Other phenotypic traits in sheep are not yet well understood at the genetic level. Among these are included belly bareness (referring to the naturally bare area of skin on the belly [194, 195]), breech bareness (referring to the area of naturally bare skin around the perineum [196,197,198]), skin wrinkles (the folds or creases in the skin [199,200,201]), albinism (the congenital absence of any pigmentation [202, 203]), dewlap (a fold of loose skin which hangs from the neck or the throat as found in Persian sheep; Fig. 8a), manes (the growth of long hair on the neck as found in Barbados Blackbelly sheep; Fig. 8h), wattles (skin appendages found in the cervical region [204, 205] as found in Madras Red sheep; Fig. 8i), udder conformation [206], and other wool-related traits [207, 208].

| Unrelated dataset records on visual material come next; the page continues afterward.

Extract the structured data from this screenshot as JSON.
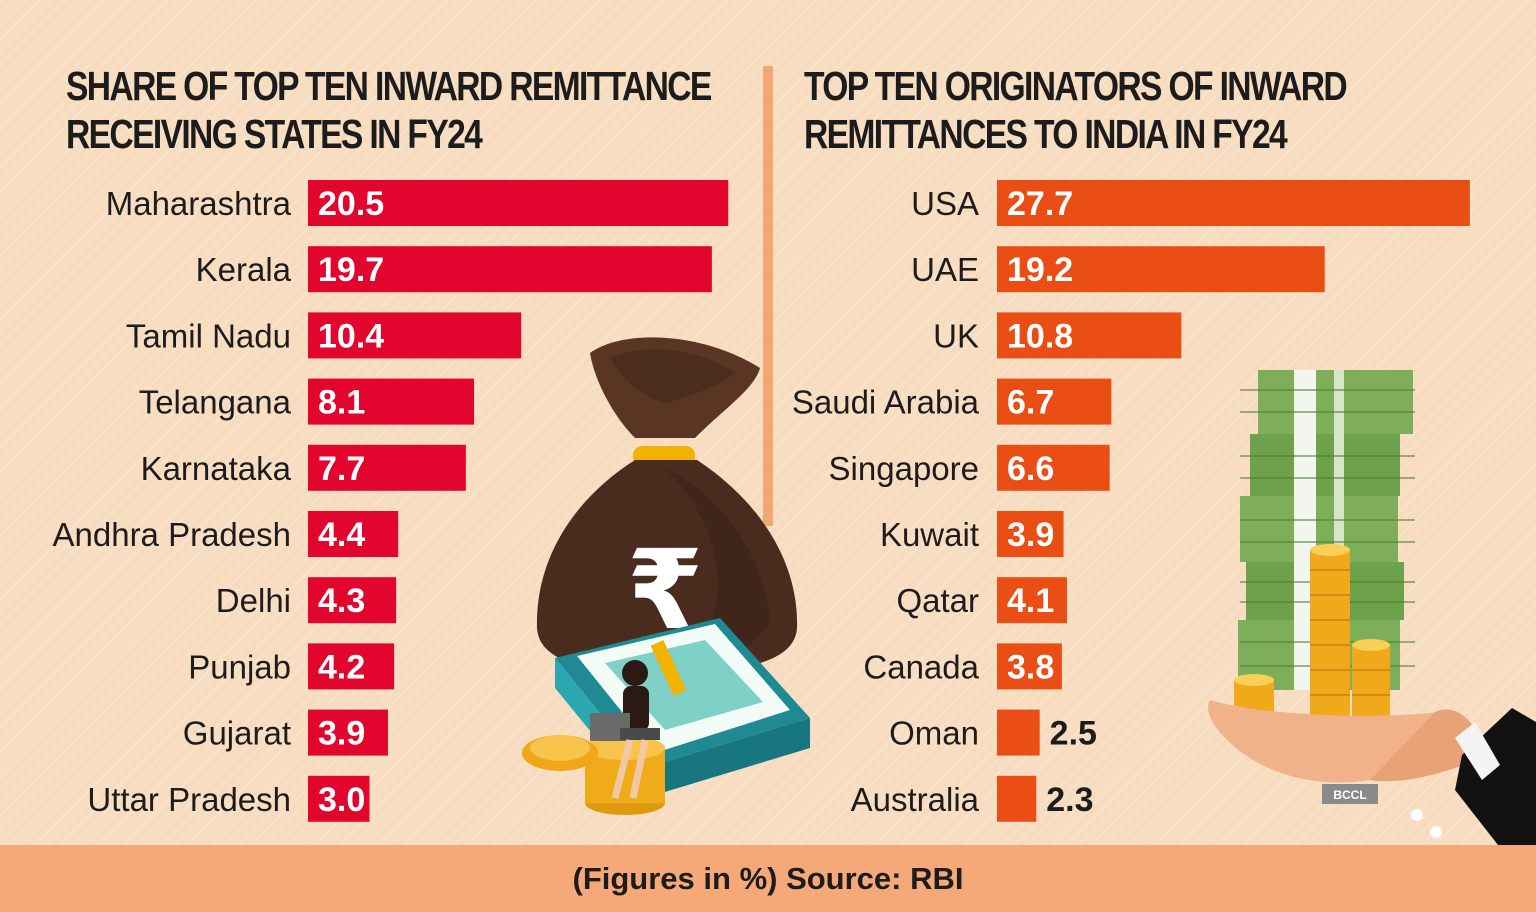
{
  "footer": {
    "note": "(Figures in %) Source: RBI"
  },
  "watermark": "BCCL",
  "colors": {
    "left_bars": "#e2062f",
    "right_bars": "#ea4e14",
    "background": "#f8dcc0",
    "footer": "#f5a878"
  },
  "illustrations": {
    "left": "money-bag-with-rupee-coins-and-cash",
    "right": "hand-holding-cash-stacks-and-coins"
  },
  "chart_data": [
    {
      "type": "bar",
      "orientation": "horizontal",
      "title_lines": [
        "SHARE OF TOP TEN INWARD REMITTANCE",
        "RECEIVING STATES IN FY24"
      ],
      "categories": [
        "Maharashtra",
        "Kerala",
        "Tamil Nadu",
        "Telangana",
        "Karnataka",
        "Andhra Pradesh",
        "Delhi",
        "Punjab",
        "Gujarat",
        "Uttar Pradesh"
      ],
      "values": [
        20.5,
        19.7,
        10.4,
        8.1,
        7.7,
        4.4,
        4.3,
        4.2,
        3.9,
        3.0
      ],
      "labels": [
        "20.5",
        "19.7",
        "10.4",
        "8.1",
        "7.7",
        "4.4",
        "4.3",
        "4.2",
        "3.9",
        "3.0"
      ],
      "unit": "%",
      "grid": false
    },
    {
      "type": "bar",
      "orientation": "horizontal",
      "title_lines": [
        "TOP TEN ORIGINATORS OF INWARD",
        "REMITTANCES TO INDIA IN FY24"
      ],
      "categories": [
        "USA",
        "UAE",
        "UK",
        "Saudi Arabia",
        "Singapore",
        "Kuwait",
        "Qatar",
        "Canada",
        "Oman",
        "Australia"
      ],
      "values": [
        27.7,
        19.2,
        10.8,
        6.7,
        6.6,
        3.9,
        4.1,
        3.8,
        2.5,
        2.3
      ],
      "labels": [
        "27.7",
        "19.2",
        "10.8",
        "6.7",
        "6.6",
        "3.9",
        "4.1",
        "3.8",
        "2.5",
        "2.3"
      ],
      "unit": "%",
      "grid": false
    }
  ]
}
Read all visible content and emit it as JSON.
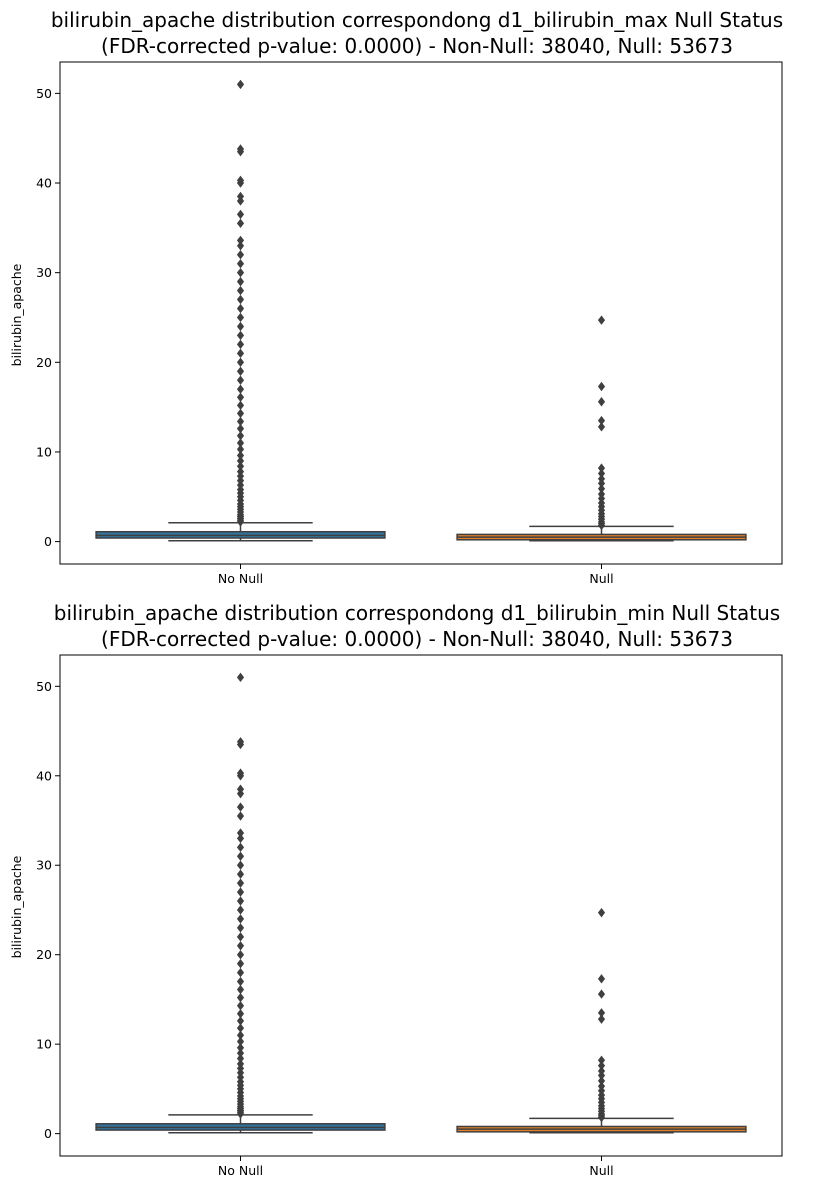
{
  "chart_data": [
    {
      "type": "box",
      "title": "bilirubin_apache distribution correspondong d1_bilirubin_max Null Status",
      "subtitle": "(FDR-corrected p-value: 0.0000) - Non-Null: 38040, Null: 53673",
      "xlabel": "",
      "ylabel": "bilirubin_apache",
      "ylim": [
        -2.5,
        53.5
      ],
      "yticks": [
        0,
        10,
        20,
        30,
        40,
        50
      ],
      "categories": [
        "No Null",
        "Null"
      ],
      "grid": false,
      "boxes": [
        {
          "category": "No Null",
          "color": "#3274a1",
          "q1": 0.4,
          "median": 0.7,
          "q3": 1.1,
          "whisker_low": 0.1,
          "whisker_high": 2.1,
          "outliers": [
            2.2,
            2.4,
            2.6,
            2.8,
            3.0,
            3.3,
            3.6,
            3.9,
            4.2,
            4.6,
            5.0,
            5.4,
            5.8,
            6.3,
            6.8,
            7.3,
            7.8,
            8.4,
            9.0,
            9.6,
            10.3,
            11.0,
            11.8,
            12.6,
            13.4,
            14.3,
            15.2,
            16.1,
            17.0,
            18.0,
            19.0,
            20.0,
            21.0,
            22.0,
            23.0,
            24.0,
            25.0,
            26.0,
            27.0,
            28.0,
            29.0,
            30.0,
            31.0,
            32.0,
            33.0,
            33.6,
            35.5,
            36.5,
            38.0,
            38.5,
            40.0,
            40.3,
            43.5,
            43.8,
            51.0
          ]
        },
        {
          "category": "Null",
          "color": "#e1812c",
          "q1": 0.2,
          "median": 0.5,
          "q3": 0.8,
          "whisker_low": 0.1,
          "whisker_high": 1.7,
          "outliers": [
            1.8,
            2.0,
            2.2,
            2.5,
            2.8,
            3.1,
            3.5,
            3.9,
            4.3,
            4.8,
            5.3,
            5.9,
            6.5,
            7.0,
            7.6,
            8.2,
            12.8,
            13.5,
            15.6,
            17.3,
            24.7
          ]
        }
      ]
    },
    {
      "type": "box",
      "title": "bilirubin_apache distribution correspondong d1_bilirubin_min Null Status",
      "subtitle": "(FDR-corrected p-value: 0.0000) - Non-Null: 38040, Null: 53673",
      "xlabel": "",
      "ylabel": "bilirubin_apache",
      "ylim": [
        -2.5,
        53.5
      ],
      "yticks": [
        0,
        10,
        20,
        30,
        40,
        50
      ],
      "categories": [
        "No Null",
        "Null"
      ],
      "grid": false,
      "boxes": [
        {
          "category": "No Null",
          "color": "#3274a1",
          "q1": 0.4,
          "median": 0.7,
          "q3": 1.1,
          "whisker_low": 0.1,
          "whisker_high": 2.1,
          "outliers": [
            2.2,
            2.4,
            2.6,
            2.8,
            3.0,
            3.3,
            3.6,
            3.9,
            4.2,
            4.6,
            5.0,
            5.4,
            5.8,
            6.3,
            6.8,
            7.3,
            7.8,
            8.4,
            9.0,
            9.6,
            10.3,
            11.0,
            11.8,
            12.6,
            13.4,
            14.3,
            15.2,
            16.1,
            17.0,
            18.0,
            19.0,
            20.0,
            21.0,
            22.0,
            23.0,
            24.0,
            25.0,
            26.0,
            27.0,
            28.0,
            29.0,
            30.0,
            31.0,
            32.0,
            33.0,
            33.6,
            35.5,
            36.5,
            38.0,
            38.5,
            40.0,
            40.3,
            43.5,
            43.8,
            51.0
          ]
        },
        {
          "category": "Null",
          "color": "#e1812c",
          "q1": 0.2,
          "median": 0.5,
          "q3": 0.8,
          "whisker_low": 0.1,
          "whisker_high": 1.7,
          "outliers": [
            1.8,
            2.0,
            2.2,
            2.5,
            2.8,
            3.1,
            3.5,
            3.9,
            4.3,
            4.8,
            5.3,
            5.9,
            6.5,
            7.0,
            7.6,
            8.2,
            12.8,
            13.5,
            15.6,
            17.3,
            24.7
          ]
        }
      ]
    }
  ]
}
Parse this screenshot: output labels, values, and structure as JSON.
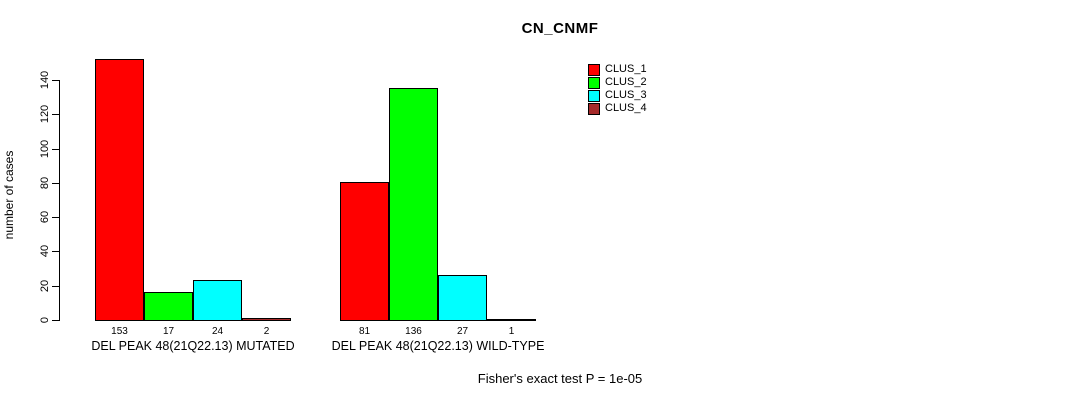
{
  "title": "CN_CNMF",
  "footer": "Fisher's exact test P = 1e-05",
  "colors": {
    "background": "#FFFFFF",
    "axis": "#000000",
    "text": "#000000"
  },
  "chart_data": {
    "type": "bar",
    "title": "CN_CNMF",
    "xlabel": "",
    "ylabel": "number of cases",
    "ylim": [
      0,
      140
    ],
    "yticks": [
      0,
      20,
      40,
      60,
      80,
      100,
      120,
      140
    ],
    "grid": false,
    "legend_position": "top-right",
    "bar_value_labels": true,
    "categories": [
      "DEL PEAK 48(21Q22.13) MUTATED",
      "DEL PEAK 48(21Q22.13) WILD-TYPE"
    ],
    "series": [
      {
        "name": "CLUS_1",
        "color": "#FF0000",
        "values": [
          153,
          81
        ]
      },
      {
        "name": "CLUS_2",
        "color": "#00FF00",
        "values": [
          17,
          136
        ]
      },
      {
        "name": "CLUS_3",
        "color": "#00FFFF",
        "values": [
          24,
          27
        ]
      },
      {
        "name": "CLUS_4",
        "color": "#A52A2A",
        "values": [
          2,
          1
        ]
      }
    ],
    "annotation": "Fisher's exact test P = 1e-05"
  }
}
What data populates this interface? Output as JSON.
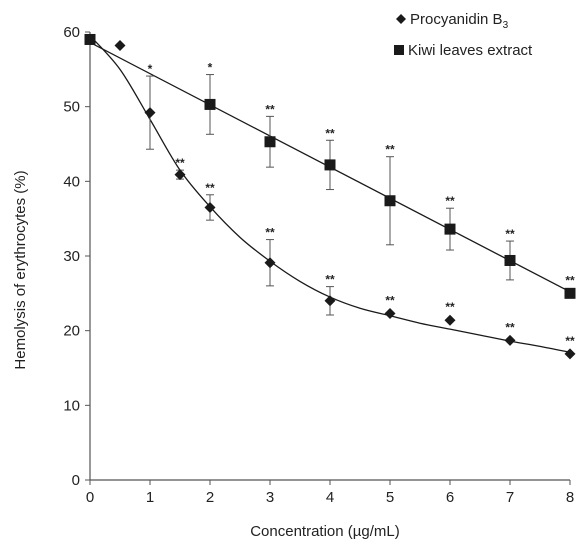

Other significant traits for which the genes involved are well known have a great influence on sheep phenotype. These include, e.g., MSTN that causes increased body weight by generating the double-muscle phenotype [209,210,211], callipyge that causes the muscular rump phenotype [212,213,214], and SOCS2 that is associated with body weight and size [215, 216]. Since these traits are production traits rather than phenotypic traits, we have not presented them in detail in this review. Collectively, it can be stated that all the above-mentioned, well-validated genes and their variants function in an orchestrated manner to give rise to the phenotypic variation among sheep breeds.

Concluding remarks

In the present review, several genes known to be or potentially involved in determining sheep phenotype variation have been discussed. Understanding the genetic basis of phenotypic trait variation in sheep is of great importance, since these are breed determinants and highly linked with production and welfare traits. In spite of the number of genes discussed here, the genetic link and expression patterns of several of these genes are not yet well understood. Further studies are required to identify novel genomic loci and genes for traits for which the genetic determinism has not yet been described. The identification of genes, their causative variants, and their expression characteristics will help to improve sheep breeding through genomic-based selection and modern molecular genetic tools.